Método para minimizar erros durante os jogos de xadrez no “chess.com”
Este texto versa sobre como podemos tratar nossos jogos para cometer menos erros bobos. Sabemos que o xadrez é fantástico e depois do décimo movimento as opções começam a se ampliar. Chegando ao limite do ser humano em tratar com o cálculo lógico e equacionamentos de suas fragilidades e problemas, aos quais chegam a contar com dezenas de opções que se multiplicam de forma astronômica a cada lance e movimento. Tudo vai se acumulando ora no processo de defesa, ora na elaboração e desenvolvimento de combinações ganhadoras e mortais para o reino adversário.

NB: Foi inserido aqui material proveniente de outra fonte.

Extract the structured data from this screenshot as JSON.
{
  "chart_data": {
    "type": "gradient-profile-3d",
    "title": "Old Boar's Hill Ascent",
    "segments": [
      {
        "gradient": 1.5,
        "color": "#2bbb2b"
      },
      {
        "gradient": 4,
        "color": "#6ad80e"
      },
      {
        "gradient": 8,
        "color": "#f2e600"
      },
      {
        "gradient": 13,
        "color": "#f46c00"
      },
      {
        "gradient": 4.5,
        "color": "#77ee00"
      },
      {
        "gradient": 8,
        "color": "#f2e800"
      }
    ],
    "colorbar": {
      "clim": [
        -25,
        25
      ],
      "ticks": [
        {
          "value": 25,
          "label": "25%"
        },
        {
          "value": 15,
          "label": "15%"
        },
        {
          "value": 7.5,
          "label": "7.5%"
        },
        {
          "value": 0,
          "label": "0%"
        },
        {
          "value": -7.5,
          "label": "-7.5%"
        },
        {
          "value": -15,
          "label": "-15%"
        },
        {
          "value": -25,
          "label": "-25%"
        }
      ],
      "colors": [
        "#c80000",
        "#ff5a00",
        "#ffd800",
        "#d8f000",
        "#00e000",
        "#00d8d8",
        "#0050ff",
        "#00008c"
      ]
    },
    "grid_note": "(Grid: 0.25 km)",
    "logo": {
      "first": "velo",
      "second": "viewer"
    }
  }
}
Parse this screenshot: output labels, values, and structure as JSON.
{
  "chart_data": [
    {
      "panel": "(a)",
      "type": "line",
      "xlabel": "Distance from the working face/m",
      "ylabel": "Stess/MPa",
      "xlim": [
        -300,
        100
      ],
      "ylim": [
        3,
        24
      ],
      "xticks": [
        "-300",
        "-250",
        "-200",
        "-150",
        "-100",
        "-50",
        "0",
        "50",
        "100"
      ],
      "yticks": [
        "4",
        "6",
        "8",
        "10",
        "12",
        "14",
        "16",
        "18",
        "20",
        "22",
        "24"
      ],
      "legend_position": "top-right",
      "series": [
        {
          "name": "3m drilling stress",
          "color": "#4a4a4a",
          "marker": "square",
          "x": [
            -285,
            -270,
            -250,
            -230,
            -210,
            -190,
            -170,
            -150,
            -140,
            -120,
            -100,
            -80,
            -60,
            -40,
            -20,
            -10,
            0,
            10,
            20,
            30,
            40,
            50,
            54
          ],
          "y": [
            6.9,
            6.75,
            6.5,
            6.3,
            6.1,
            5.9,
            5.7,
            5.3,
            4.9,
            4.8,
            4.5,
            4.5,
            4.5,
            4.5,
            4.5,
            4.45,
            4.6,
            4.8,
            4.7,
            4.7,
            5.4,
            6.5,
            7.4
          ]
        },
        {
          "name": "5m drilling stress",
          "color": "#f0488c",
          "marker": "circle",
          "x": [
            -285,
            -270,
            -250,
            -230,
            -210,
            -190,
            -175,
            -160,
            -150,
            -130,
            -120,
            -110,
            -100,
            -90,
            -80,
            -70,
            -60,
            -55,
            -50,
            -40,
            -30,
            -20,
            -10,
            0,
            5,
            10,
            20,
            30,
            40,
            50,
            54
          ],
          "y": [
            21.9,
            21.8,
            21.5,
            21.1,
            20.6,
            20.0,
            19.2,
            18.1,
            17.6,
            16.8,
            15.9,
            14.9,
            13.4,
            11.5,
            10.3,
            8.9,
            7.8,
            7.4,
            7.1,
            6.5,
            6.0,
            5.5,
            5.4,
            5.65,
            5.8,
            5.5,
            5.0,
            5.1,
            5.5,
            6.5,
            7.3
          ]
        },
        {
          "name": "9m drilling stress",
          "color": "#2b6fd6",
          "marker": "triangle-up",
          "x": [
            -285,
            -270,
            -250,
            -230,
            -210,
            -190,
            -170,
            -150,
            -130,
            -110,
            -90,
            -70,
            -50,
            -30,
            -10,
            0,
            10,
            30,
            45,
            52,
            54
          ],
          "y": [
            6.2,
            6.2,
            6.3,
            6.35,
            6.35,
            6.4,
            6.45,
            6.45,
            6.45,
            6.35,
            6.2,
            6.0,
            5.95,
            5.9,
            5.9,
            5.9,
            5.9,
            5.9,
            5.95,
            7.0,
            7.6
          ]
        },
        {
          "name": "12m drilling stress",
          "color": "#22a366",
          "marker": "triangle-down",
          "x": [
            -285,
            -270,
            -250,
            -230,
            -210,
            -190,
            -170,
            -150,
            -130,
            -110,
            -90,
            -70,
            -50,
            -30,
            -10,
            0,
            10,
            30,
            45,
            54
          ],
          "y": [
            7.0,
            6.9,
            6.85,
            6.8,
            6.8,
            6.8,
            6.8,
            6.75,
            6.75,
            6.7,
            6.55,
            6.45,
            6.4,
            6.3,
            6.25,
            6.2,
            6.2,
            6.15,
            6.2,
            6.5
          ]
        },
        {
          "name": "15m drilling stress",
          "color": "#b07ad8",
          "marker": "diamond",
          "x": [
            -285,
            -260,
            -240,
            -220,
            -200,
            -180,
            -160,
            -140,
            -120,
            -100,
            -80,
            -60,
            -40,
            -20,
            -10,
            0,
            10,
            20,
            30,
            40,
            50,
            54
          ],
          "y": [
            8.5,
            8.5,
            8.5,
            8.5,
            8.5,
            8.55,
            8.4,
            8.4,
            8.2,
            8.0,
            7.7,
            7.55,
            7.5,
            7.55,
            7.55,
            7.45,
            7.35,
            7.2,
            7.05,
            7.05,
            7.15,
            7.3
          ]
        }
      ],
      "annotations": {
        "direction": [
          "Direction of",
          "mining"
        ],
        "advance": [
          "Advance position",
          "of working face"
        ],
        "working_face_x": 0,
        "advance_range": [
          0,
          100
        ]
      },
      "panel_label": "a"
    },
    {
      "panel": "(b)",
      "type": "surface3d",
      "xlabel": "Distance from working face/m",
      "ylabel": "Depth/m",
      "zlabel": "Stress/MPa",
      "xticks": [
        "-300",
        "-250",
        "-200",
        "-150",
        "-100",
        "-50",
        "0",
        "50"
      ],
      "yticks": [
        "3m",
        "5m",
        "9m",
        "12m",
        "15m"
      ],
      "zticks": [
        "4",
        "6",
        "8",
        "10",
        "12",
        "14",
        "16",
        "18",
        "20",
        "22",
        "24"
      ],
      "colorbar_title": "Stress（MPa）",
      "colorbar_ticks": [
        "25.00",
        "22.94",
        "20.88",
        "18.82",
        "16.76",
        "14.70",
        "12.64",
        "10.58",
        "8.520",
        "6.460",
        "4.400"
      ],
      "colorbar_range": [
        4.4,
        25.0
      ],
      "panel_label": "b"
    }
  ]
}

Jogar ao vivo é você e o seu oponente logo ali, apenas um. O jogo começa e você vive o momento do jogo segundo por segundo. Entretanto, nossa realidade do jogo a distancia com vários adversários ao mesmo tempo, parecendo uma simultânea em alguns momentos. No jogo por correspondência, usando as velhas cartas do vovô, as coisas ocorrem bem mais lento do que os dias atuais, contando o tempo por dias entre receber e responder e o trânsito dos correios, diferente do imediatismo atual. Pessoalmente ainda gosto da cadência de três dias para pensar como nas cartas. E o site “ches.com” nos favorece com um misto dos tempos da carta, três dias para pensar, mas com uma resposta de trânsito rápida “on line”, quase ao vivo, visto que não vejo concretamente meu oponente de corpo presente. Contudo, o jogo flui e perdemos a noção de que temos três dias, cadência mais comum em nossos jogos, para pensar e estudar o momento apresentado no tabuleiro.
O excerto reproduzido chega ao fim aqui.